City Boom Brings Mortgage Misery
August 20, 2007
The UK’s financial market is booming and brings great opportunities for the country, but it can bring problems too. The good news is that increased activity in the City brings wealth, jobs and revenue from taxation.
The bad news is that it sends a lot more money to slosh around in the economy and that increases personal spending. This has shown itself in the London property market which has continued to boom. Some economists feel that this will mean another interest rate rise as the Bank of England’s Monetary Policy Committee continues to grapple with inflation.
The Item forecasting group uses the same computer model for the economy as the Treasury does and it suggested that interest rates might well have to be taken above the 6% which many have been forecasting as the peak for some time now. Item’s economist, Professor Peter Spencer said he didn’t know where the top of interest rates would be now.
The result of this will be further mortgage misery for millions of households who reap no benefit at all from the bonuses in the City. Spencer said that public confidence in the MPC was being strained by the current situation, ad the household bills of those with modest incomes are being pushed higher and higher by inflationary pressure being created elsewhere.
Most experts now expect the base interest rate to reach 6% by the end of the year, and possibly as soon as September. The report from Item says: “Despite the buoyancy of the housing market and the High Street so far this year, we are confident that tighter monetary policy will begin to subdue consumer borrowing and spending in the second half of the year.’
It is expected that figures due out this week will show the house price boom is cooling. Figures from property website RightMove are due out and expected to show a reduced annual price rise from June’s figure of 13.2%, and the figures for June’s mortgages from the British Bankers’ Association are expected to be much lower than they were last year.

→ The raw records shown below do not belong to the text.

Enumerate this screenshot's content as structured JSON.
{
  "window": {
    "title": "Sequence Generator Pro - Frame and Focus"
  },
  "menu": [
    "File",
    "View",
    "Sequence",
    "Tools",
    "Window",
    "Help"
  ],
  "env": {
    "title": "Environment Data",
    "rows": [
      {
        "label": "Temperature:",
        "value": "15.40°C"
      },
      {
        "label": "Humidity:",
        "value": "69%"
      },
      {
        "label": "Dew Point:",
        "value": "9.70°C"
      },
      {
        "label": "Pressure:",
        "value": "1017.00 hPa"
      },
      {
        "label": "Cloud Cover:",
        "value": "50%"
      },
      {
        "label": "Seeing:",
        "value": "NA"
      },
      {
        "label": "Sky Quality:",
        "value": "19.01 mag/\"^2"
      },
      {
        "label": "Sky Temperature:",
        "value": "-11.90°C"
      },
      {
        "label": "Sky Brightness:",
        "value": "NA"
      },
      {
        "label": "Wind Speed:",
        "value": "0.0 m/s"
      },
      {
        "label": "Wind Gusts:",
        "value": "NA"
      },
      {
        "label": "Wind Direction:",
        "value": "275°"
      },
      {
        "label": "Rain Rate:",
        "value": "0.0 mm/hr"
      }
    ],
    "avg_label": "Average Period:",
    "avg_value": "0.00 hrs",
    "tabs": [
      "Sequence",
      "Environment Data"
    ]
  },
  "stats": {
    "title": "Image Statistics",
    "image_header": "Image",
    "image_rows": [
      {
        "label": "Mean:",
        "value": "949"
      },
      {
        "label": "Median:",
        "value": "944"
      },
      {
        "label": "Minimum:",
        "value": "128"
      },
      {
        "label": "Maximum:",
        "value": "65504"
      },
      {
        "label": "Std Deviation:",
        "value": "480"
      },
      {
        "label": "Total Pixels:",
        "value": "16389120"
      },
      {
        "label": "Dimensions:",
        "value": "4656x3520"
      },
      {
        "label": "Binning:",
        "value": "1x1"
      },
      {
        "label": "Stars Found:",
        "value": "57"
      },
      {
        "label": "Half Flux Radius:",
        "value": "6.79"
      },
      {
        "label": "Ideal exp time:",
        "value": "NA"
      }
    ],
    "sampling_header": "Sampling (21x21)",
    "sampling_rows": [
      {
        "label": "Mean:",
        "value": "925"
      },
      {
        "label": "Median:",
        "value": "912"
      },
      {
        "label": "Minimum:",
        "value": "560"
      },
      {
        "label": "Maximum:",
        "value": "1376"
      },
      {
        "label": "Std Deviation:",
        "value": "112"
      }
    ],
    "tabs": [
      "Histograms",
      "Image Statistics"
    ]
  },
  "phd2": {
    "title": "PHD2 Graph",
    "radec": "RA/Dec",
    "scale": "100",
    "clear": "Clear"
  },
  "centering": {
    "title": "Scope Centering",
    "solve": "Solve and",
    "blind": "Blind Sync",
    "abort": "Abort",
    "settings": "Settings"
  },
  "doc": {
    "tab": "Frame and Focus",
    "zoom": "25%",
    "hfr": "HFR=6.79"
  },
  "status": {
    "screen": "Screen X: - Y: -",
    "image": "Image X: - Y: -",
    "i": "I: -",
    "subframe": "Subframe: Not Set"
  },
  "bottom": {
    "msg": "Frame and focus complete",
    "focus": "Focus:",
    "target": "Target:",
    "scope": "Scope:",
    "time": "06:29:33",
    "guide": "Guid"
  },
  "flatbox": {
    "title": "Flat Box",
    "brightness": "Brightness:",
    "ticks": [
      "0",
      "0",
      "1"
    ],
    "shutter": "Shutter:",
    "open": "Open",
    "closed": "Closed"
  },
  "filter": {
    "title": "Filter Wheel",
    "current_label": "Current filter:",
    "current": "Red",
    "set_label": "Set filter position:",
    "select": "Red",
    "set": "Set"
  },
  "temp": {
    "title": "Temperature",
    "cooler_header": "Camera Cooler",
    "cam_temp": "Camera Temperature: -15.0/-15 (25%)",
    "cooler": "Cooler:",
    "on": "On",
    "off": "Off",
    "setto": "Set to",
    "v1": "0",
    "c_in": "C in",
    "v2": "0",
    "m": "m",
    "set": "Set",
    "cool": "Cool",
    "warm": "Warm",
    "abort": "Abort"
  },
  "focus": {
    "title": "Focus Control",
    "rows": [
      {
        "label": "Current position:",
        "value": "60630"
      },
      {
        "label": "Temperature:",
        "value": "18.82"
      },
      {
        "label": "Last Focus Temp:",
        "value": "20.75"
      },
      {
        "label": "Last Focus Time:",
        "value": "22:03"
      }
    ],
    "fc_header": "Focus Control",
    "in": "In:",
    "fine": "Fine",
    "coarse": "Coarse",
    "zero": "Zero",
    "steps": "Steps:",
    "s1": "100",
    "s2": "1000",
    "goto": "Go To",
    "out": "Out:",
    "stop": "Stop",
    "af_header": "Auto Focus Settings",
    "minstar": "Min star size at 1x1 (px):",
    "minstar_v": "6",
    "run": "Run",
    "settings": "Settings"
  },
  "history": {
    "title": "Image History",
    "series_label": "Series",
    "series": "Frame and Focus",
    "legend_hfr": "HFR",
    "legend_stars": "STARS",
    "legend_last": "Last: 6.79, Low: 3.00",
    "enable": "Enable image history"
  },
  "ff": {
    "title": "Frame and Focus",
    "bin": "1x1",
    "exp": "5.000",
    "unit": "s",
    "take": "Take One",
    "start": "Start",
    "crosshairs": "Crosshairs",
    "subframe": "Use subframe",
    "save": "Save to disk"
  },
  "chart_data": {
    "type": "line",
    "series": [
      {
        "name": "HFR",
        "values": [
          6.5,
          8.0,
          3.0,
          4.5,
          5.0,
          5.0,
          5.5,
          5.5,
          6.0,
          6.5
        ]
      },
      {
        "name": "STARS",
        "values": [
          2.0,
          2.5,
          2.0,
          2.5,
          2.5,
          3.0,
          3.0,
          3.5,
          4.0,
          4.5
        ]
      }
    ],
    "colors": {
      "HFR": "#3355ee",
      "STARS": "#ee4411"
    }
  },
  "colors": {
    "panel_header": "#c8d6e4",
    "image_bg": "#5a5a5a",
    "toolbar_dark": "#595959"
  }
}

Meanwhile Governor of the Bank of England Mervyn King says he is surprised that house prices are not included in the calculation of inflation and speculated that the CPI might include house prices “one day”. Mortgage repayments are included in the Retail Price Index (RPI) which used to be the official measure.
Mr King and his fellow members of the Monetary Policy Committee (MPC) at the Bank is tasked with keeping inflation as close to the Government’s 2% CPI target as possible. The MPC has raised the base interest rate five times in the last twelve month in an attempt to control inflation, which has been over 2% since May 2006.
Critics of CPI say that because it excludes the cost of mortgage repayments and the cost of houses it remains artificially low. Commentators say that a property market bubble has been created as people buying houses can over-borrow as a cheap loan. RPI includes mortgage repayments and stands at 4.4%.
Most experts expect interest rates to go to 6% soon – and they could higher. For homeowners already struggling to meet monthly repayments, any further increase to their mortgage interest rate will be a body blow.